In sum, the legislative history indicates that Congress intended competition and consumer affairs to be significant concerns of the Department of Energy assigned to a high level official for oversight. The Court regards as entirely without merit the government's claim that this congressional mandate would be met by merely assigning the function to an Assistant Secretary without any staff support or actual implementation. In fact, it was the clear intent of Congress that advancement of competition and protection of consumers be ongoing, permanent elements of the Department's energy program, and that the Department organize and maintain programs to carry out these purposes.
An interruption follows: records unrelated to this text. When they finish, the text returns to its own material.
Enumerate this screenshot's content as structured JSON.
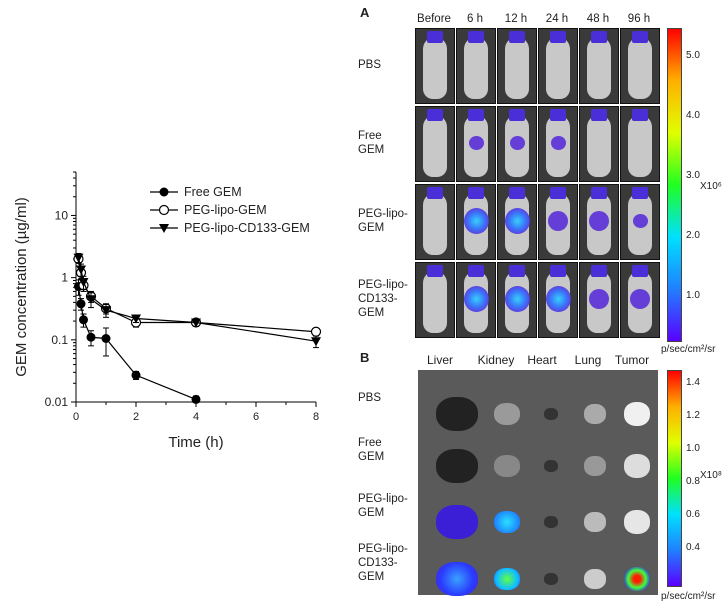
{
  "chart_data": {
    "type": "line",
    "ylabel": "GEM concentration (µg/ml)",
    "xlabel": "Time (h)",
    "yscale": "log",
    "ylim": [
      0.01,
      50
    ],
    "xlim": [
      0,
      8
    ],
    "xticks": [
      "0",
      "2",
      "4",
      "6",
      "8"
    ],
    "yticks": [
      "0.01",
      "0.1",
      "1",
      "10"
    ],
    "legend_position": "top-right",
    "grid": false,
    "series": [
      {
        "name": "Free GEM",
        "marker": "filled-circle",
        "x": [
          0.083,
          0.167,
          0.25,
          0.5,
          1,
          2,
          4
        ],
        "y": [
          0.72,
          0.38,
          0.21,
          0.11,
          0.105,
          0.027,
          0.011
        ],
        "err": [
          0.2,
          0.08,
          0.05,
          0.03,
          0.05,
          0.004,
          0.0015
        ]
      },
      {
        "name": "PEG-lipo-GEM",
        "marker": "open-circle",
        "x": [
          0.083,
          0.167,
          0.25,
          0.5,
          1,
          2,
          4,
          8
        ],
        "y": [
          2.0,
          1.2,
          0.75,
          0.5,
          0.32,
          0.19,
          0.19,
          0.135
        ],
        "err": [
          0.3,
          0.25,
          0.15,
          0.1,
          0.06,
          0.03,
          0.02,
          0.02
        ]
      },
      {
        "name": "PEG-lipo-CD133-GEM",
        "marker": "filled-triangle-down",
        "x": [
          0.083,
          0.167,
          0.25,
          0.5,
          1,
          2,
          4,
          8
        ],
        "y": [
          2.1,
          1.35,
          0.85,
          0.45,
          0.3,
          0.22,
          0.19,
          0.095
        ],
        "err": [
          0.35,
          0.3,
          0.2,
          0.12,
          0.07,
          0.03,
          0.025,
          0.02
        ]
      }
    ]
  },
  "panelA": {
    "letter": "A",
    "columns": [
      "Before",
      "6 h",
      "12 h",
      "24 h",
      "48 h",
      "96 h"
    ],
    "rows": [
      {
        "lines": [
          "PBS"
        ]
      },
      {
        "lines": [
          "Free",
          "GEM"
        ]
      },
      {
        "lines": [
          "PEG-lipo-",
          "GEM"
        ]
      },
      {
        "lines": [
          "PEG-lipo-",
          "CD133-",
          "GEM"
        ]
      }
    ],
    "colorbar": {
      "ticks": [
        "5.0",
        "4.0",
        "3.0",
        "2.0",
        "1.0"
      ],
      "scale": "X10⁶",
      "unit": "p/sec/cm²/sr"
    }
  },
  "panelB": {
    "letter": "B",
    "columns": [
      "Liver",
      "Kidney",
      "Heart",
      "Lung",
      "Tumor"
    ],
    "rows": [
      {
        "lines": [
          "PBS"
        ]
      },
      {
        "lines": [
          "Free",
          "GEM"
        ]
      },
      {
        "lines": [
          "PEG-lipo-",
          "GEM"
        ]
      },
      {
        "lines": [
          "PEG-lipo-",
          "CD133-",
          "GEM"
        ]
      }
    ],
    "colorbar": {
      "ticks": [
        "1.4",
        "1.2",
        "1.0",
        "0.8",
        "0.6",
        "0.4"
      ],
      "scale": "X10⁸",
      "unit": "p/sec/cm²/sr"
    }
  },
  "colors": {
    "signal_low": "#3a1fd6",
    "signal_mid": "#1aa8ff",
    "signal_high": "#ff2a00"
  }
}
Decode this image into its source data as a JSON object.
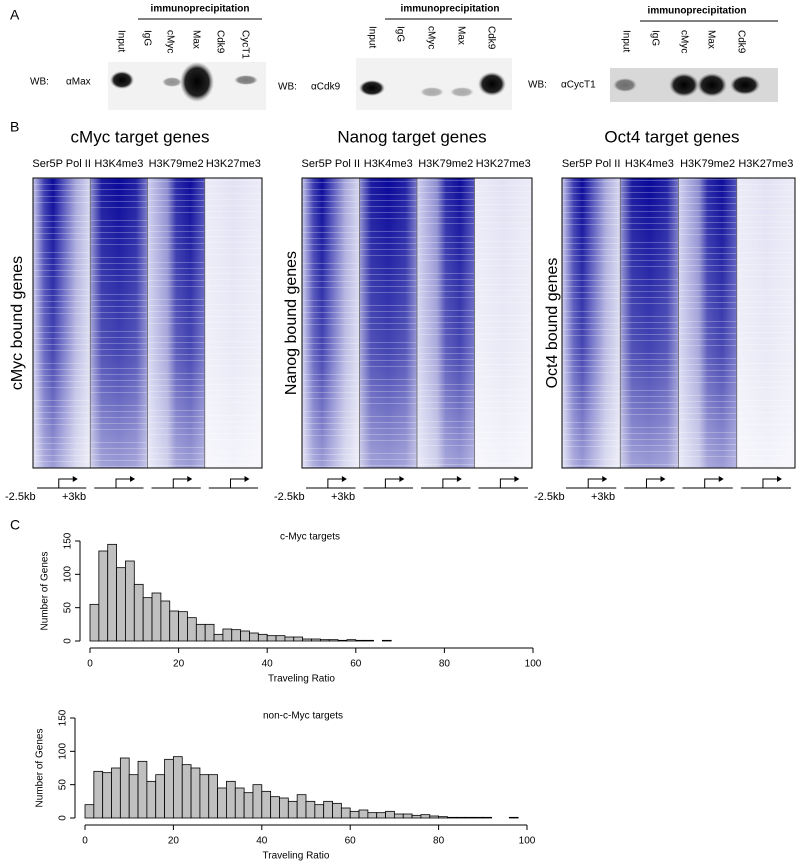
{
  "panel_labels": [
    "A",
    "B",
    "C"
  ],
  "panel_a": {
    "blots": [
      {
        "header": "immunoprecipitation",
        "lanes": [
          "Input",
          "IgG",
          "cMyc",
          "Max",
          "Cdk9",
          "CycT1"
        ],
        "wb": "WB:",
        "antibody": "αMax"
      },
      {
        "header": "immunoprecipitation",
        "lanes": [
          "Input",
          "IgG",
          "cMyc",
          "Max",
          "Cdk9"
        ],
        "wb": "WB:",
        "antibody": "αCdk9"
      },
      {
        "header": "immunoprecipitation",
        "lanes": [
          "Input",
          "IgG",
          "cMyc",
          "Max",
          "Cdk9"
        ],
        "wb": "WB:",
        "antibody": "αCycT1"
      }
    ]
  },
  "panel_b": {
    "heatmaps": [
      {
        "title": "cMyc target genes",
        "columns": [
          "Ser5P Pol II",
          "H3K4me3",
          "H3K79me2",
          "H3K27me3"
        ],
        "row_label": "cMyc bound genes",
        "left_extent": "-2.5kb",
        "right_extent": "+3kb"
      },
      {
        "title": "Nanog target genes",
        "columns": [
          "Ser5P Pol II",
          "H3K4me3",
          "H3K79me2",
          "H3K27me3"
        ],
        "row_label": "Nanog bound genes",
        "left_extent": "-2.5kb",
        "right_extent": "+3kb"
      },
      {
        "title": "Oct4 target genes",
        "columns": [
          "Ser5P Pol II",
          "H3K4me3",
          "H3K79me2",
          "H3K27me3"
        ],
        "row_label": "Oct4 bound genes",
        "left_extent": "-2.5kb",
        "right_extent": "+3kb"
      }
    ]
  },
  "chart_data": [
    {
      "type": "histogram",
      "title": "c-Myc targets",
      "x_label": "Traveling Ratio",
      "y_label": "Number of Genes",
      "color": "#c0c0c0",
      "bins": [
        0,
        2,
        4,
        6,
        8,
        10,
        12,
        14,
        16,
        18,
        20,
        22,
        24,
        26,
        28,
        30,
        32,
        34,
        36,
        38,
        40,
        42,
        44,
        46,
        48,
        50,
        52,
        54,
        56,
        58,
        60,
        62,
        64,
        66,
        68,
        70,
        72,
        74,
        76,
        78,
        80,
        82,
        84,
        86,
        88,
        90,
        92,
        94,
        96,
        98,
        100
      ],
      "values": [
        55,
        135,
        145,
        110,
        120,
        85,
        65,
        72,
        60,
        45,
        44,
        35,
        25,
        25,
        10,
        18,
        17,
        15,
        12,
        10,
        8,
        8,
        6,
        6,
        3,
        3,
        2,
        2,
        1,
        2,
        1,
        1,
        0,
        1,
        0,
        0,
        0,
        0,
        0,
        0,
        0,
        0,
        0,
        0,
        0,
        0,
        0,
        0,
        0,
        0
      ],
      "xlim": [
        0,
        100
      ],
      "xticks": [
        0,
        20,
        40,
        60,
        80,
        100
      ],
      "ylim": [
        0,
        150
      ],
      "yticks": [
        0,
        50,
        100,
        150
      ]
    },
    {
      "type": "histogram",
      "title": "non-c-Myc targets",
      "x_label": "Traveling Ratio",
      "y_label": "Number of Genes",
      "color": "#c0c0c0",
      "bins": [
        0,
        2,
        4,
        6,
        8,
        10,
        12,
        14,
        16,
        18,
        20,
        22,
        24,
        26,
        28,
        30,
        32,
        34,
        36,
        38,
        40,
        42,
        44,
        46,
        48,
        50,
        52,
        54,
        56,
        58,
        60,
        62,
        64,
        66,
        68,
        70,
        72,
        74,
        76,
        78,
        80,
        82,
        84,
        86,
        88,
        90,
        92,
        94,
        96,
        98,
        100
      ],
      "values": [
        20,
        70,
        68,
        75,
        90,
        65,
        85,
        55,
        65,
        88,
        92,
        80,
        75,
        65,
        65,
        45,
        55,
        45,
        38,
        50,
        40,
        32,
        30,
        25,
        35,
        25,
        20,
        25,
        22,
        15,
        10,
        12,
        8,
        8,
        10,
        6,
        6,
        4,
        5,
        3,
        2,
        1,
        1,
        1,
        1,
        1,
        0,
        0,
        1,
        0
      ],
      "xlim": [
        0,
        100
      ],
      "xticks": [
        0,
        20,
        40,
        60,
        80,
        100
      ],
      "ylim": [
        0,
        150
      ],
      "yticks": [
        0,
        50,
        100,
        150
      ]
    }
  ]
}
But what Congress did not do was to mandate any particular organizational method for doing so. To the contrary; the legislative history indicates a congressional desire to give the Department flexibility in carrying out its required functions. Affidavits have been presented to this Court from DOE officials to the effect that they fully intend to carry out required functions, using different management techniques than heretofore, including the coordination of cross-departmental use of personnel, contracting-out studies, and use of computers. The affidavits clearly claim a commitment to perform these functions, albeit in a different mode than in the past.
While it appears to the Court that it is unlikely that the new "coordinating" mode of dealing with consumer and competition issues will be as effective as the assignment of sufficient personnel to carry out these functions directly, that is a decision which present law leaves to the Department. Under the law, the Department has flexibility, and it accordingly is not for this Court to overrule the Secretary's decision as to how the functions assigned to him should be carried out.
Plaintiffs have indicated congressional dissatisfaction with the Secretary's decision in this regard,
and it is obviously within Congress' power to remedy the problem. It is not within this Court's authority, however, to limit the discretion previously granted to the Department of Energy by the Congress because there may now be some dissatisfaction with the way this discretion is being exercised.
The motion to dismiss will accordingly be granted.